The ITT analysis included 318 patients in the lapatinib arm (266 with centrally confirmed HER2/neu status) and 318 in the trastuzumab arm (259 centrally confirmed). Baseline characteristics were similar between the two arms. Median age was 55.4 years in the lapatinib arm and 54.1 years in the trastuzumab arm. A total of 18% of patients in each arm had received prior (neo)adjuvant anti HER2/neu therapy and 21% in the lapatinib group and 22% in the trastuzumab group, prior (neo)adjuvant taxane treatment. A primary diagnosis of metastatic breast cancer was noted in 42% of patients in the lapatinib arm and 43% in the trastuzumab arm; 46% of patients in both groups had liver metastasis.

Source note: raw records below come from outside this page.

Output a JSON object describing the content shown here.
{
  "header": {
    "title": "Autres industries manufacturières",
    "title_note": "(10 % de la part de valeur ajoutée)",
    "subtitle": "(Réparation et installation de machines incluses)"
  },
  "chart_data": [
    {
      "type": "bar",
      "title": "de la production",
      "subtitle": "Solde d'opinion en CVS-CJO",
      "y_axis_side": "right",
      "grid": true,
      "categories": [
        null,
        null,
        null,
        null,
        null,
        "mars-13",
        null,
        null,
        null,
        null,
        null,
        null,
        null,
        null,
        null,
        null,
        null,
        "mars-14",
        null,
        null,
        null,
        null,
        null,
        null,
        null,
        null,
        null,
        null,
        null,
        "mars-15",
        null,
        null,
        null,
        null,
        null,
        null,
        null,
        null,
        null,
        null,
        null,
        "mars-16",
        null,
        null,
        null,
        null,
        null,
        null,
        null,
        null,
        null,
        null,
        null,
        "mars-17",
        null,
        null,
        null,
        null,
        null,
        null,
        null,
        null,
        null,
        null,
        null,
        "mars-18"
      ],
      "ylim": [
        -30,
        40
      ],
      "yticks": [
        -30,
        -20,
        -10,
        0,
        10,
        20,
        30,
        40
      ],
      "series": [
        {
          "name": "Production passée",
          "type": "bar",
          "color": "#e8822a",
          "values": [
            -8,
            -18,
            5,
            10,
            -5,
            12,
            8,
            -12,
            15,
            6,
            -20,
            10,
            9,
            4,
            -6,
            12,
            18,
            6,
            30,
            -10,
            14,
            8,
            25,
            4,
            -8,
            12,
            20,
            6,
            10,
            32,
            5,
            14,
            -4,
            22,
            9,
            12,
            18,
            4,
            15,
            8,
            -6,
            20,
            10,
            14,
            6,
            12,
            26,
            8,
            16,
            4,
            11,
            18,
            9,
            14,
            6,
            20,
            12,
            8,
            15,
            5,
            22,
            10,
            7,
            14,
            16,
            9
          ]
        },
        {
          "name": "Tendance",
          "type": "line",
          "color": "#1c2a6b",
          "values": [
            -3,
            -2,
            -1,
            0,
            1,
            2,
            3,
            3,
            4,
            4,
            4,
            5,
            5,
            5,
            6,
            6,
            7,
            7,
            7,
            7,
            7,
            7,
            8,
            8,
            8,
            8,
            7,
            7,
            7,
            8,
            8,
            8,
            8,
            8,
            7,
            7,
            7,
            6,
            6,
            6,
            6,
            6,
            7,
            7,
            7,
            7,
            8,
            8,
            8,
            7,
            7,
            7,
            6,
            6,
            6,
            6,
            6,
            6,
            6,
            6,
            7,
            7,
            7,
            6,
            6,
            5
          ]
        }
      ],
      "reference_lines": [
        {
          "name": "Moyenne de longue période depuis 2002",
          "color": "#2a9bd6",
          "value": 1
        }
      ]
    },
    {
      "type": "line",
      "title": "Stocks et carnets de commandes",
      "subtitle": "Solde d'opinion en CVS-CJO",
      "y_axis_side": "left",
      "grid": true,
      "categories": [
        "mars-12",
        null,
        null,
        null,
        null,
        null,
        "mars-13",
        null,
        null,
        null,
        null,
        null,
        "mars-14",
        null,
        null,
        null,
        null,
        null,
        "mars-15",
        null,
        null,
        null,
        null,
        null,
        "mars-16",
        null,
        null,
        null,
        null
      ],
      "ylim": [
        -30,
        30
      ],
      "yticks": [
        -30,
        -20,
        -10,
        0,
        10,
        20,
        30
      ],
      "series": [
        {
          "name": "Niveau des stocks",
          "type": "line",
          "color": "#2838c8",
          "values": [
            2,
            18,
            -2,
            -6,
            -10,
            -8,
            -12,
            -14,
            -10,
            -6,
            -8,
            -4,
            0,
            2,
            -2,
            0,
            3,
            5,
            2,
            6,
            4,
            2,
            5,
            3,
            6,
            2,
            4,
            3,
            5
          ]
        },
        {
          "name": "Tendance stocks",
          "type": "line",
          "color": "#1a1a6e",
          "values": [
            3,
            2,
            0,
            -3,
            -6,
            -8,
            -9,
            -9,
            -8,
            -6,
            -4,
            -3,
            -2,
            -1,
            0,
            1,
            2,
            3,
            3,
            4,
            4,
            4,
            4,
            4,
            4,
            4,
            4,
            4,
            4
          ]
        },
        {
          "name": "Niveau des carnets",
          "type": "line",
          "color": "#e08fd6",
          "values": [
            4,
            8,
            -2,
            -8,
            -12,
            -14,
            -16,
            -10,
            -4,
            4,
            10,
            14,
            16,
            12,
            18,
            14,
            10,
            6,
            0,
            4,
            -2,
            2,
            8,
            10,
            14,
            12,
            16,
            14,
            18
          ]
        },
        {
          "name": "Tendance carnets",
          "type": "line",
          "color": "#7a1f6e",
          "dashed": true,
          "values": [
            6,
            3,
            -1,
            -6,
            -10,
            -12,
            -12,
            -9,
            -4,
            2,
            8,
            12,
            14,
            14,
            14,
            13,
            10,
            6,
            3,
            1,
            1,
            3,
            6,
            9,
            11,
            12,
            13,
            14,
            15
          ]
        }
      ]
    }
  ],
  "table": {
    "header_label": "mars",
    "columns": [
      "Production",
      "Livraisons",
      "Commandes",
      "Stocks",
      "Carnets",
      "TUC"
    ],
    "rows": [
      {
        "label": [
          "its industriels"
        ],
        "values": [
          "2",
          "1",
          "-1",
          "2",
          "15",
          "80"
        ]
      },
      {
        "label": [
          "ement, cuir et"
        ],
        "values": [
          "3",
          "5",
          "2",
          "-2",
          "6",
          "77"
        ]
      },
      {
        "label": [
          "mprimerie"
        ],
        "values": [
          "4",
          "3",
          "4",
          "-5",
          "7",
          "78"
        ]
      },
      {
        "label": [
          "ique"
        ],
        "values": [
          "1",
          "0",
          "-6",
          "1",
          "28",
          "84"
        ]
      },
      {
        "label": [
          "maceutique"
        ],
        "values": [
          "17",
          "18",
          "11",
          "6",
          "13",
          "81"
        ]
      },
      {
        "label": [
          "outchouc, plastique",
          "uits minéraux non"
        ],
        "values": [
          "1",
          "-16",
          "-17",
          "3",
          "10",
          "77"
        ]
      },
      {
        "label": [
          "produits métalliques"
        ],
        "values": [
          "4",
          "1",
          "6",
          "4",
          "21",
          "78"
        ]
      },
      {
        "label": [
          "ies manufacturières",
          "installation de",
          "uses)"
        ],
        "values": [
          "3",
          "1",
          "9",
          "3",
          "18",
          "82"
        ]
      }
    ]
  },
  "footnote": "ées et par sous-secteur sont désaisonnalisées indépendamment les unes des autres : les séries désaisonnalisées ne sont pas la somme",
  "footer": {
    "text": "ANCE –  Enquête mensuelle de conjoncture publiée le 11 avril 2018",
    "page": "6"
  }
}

In the ITT analysis, PFS was 11.4 months (95% CI 10.8–13.7) in the trastuzumab arm and 8.8 months (95% CI 8.3–10.6) in the lapatinib arm (HR 1.33 [95% CI 1.06–1.67]; P=0.01). In patients with centrally confirmed HER2+ disease, median PFS was 13.7 months in the trastuzumab arm and 9.0 months in the lapatinib arm (HR 1.48; [95% CI 1.15–1.92]; P=0.003).

No difference in OS was detected between the two arms (HR 1.1 [95% CI 0.75–1.61]; P=0.62), including utilizing the centrally confirmed HER2+ analysis (HR 1.25 [95% CI 0.81-1.93]; P=0.32).

The toxicity pattern of the two arms was different, Dr. Gelmon said, with more grade 3 and 4 rash and diarrhea observed in the lapatinib arm (P<0.001) and a higher incidence of decrease in LVEF from baseline in the trastuzumab arm.

She noted that future analyses of these trial data will include a focus on incidence of brain metastasis as site of first recurrence, treatment exposure, response rate, quality of life, and correlative studies.